Because of the low incidence and the constantly changing diagnostic and classification criteria, the clinical features, management, and prognostic factors of intracranial solitary fibrous tumor (ISFT) remain unclear and were thus analyzed in this study.
A total of 38 patients with ISFTs who were diagnosed in our institution were enrolled in this study. Patient data including age, gender, clinical presentation, histopathological features, immunohistochemistry staining, tumor location, tumor size, treatment methods, and prognosis were extracted and retrospectively analyzed.

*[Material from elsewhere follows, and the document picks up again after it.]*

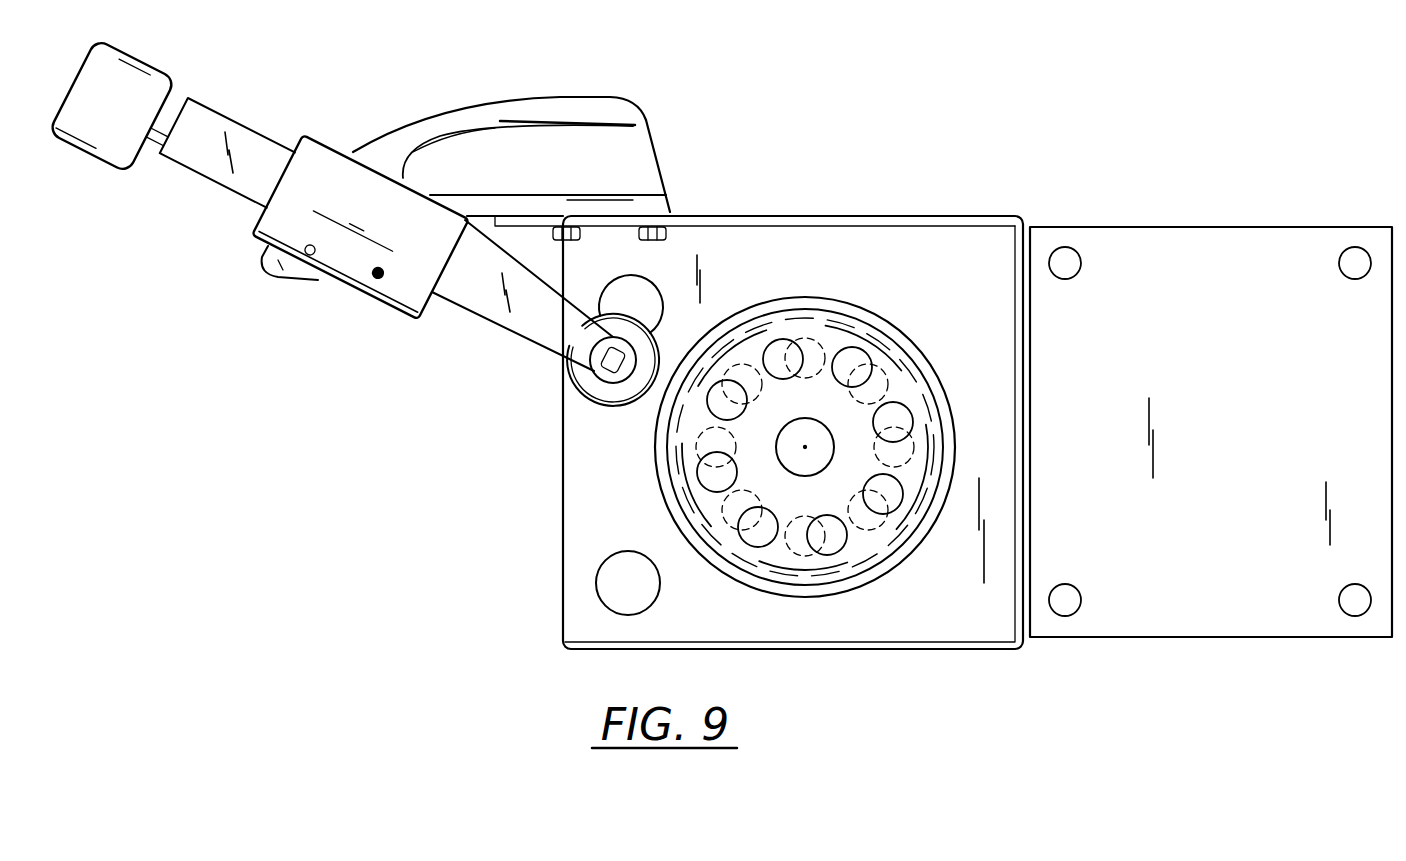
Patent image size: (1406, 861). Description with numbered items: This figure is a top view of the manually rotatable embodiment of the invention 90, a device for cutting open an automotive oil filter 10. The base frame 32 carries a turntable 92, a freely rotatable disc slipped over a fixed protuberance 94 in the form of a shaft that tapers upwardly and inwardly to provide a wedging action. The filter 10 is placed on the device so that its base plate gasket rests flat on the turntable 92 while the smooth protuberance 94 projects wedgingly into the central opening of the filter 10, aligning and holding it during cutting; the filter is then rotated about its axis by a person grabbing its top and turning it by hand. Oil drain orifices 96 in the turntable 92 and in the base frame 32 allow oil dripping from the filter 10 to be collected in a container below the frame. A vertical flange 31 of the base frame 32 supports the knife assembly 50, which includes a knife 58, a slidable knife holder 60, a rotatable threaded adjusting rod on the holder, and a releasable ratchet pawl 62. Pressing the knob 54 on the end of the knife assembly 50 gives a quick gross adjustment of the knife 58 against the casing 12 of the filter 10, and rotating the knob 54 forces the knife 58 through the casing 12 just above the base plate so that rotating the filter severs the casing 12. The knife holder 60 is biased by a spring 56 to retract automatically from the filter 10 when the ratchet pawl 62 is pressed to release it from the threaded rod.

The median age at diagnosis was 45.5 years (range 28–66 years) and the male-to-female ratio was 1:1.53 in our series. The 3-, 5-, and 10-year progression-free survival (PFS) rate was 82.2%, 62.8%, and 21.4%, respectively; and the 3-, 5-, and 10-year overall survival rate was 97.1%, 86.9%, and 64.2%, respectively. Patients with high WHO grade (grade 3) ISFTs experienced impaired PFS (p < 0.05) and OS (p < 0.01). Subtotal resection (STR) was associated with worse PFS and OS (p < 0.001, respectively). Postoperative radiotherapy (PORT) improved PFS, especially local control rate, in patients with WHO grade 3 ISFTs (P = 0.025) or STR (p = 0.027). Moreover, CD34-negative immunostaining and a high Ki-67 index (>10%) were associated with impaired PFS in ISFTs.
Our study provides evidence that high tumor grade, subtotal tumor resection, CD34 negative immunostaining, and high Ki-67 index (>10%) were independent predictors for the poor prognosis of ISFTs. PORT can improve local control rate, and should be recommended for patients with high-grade ISFTs or STR.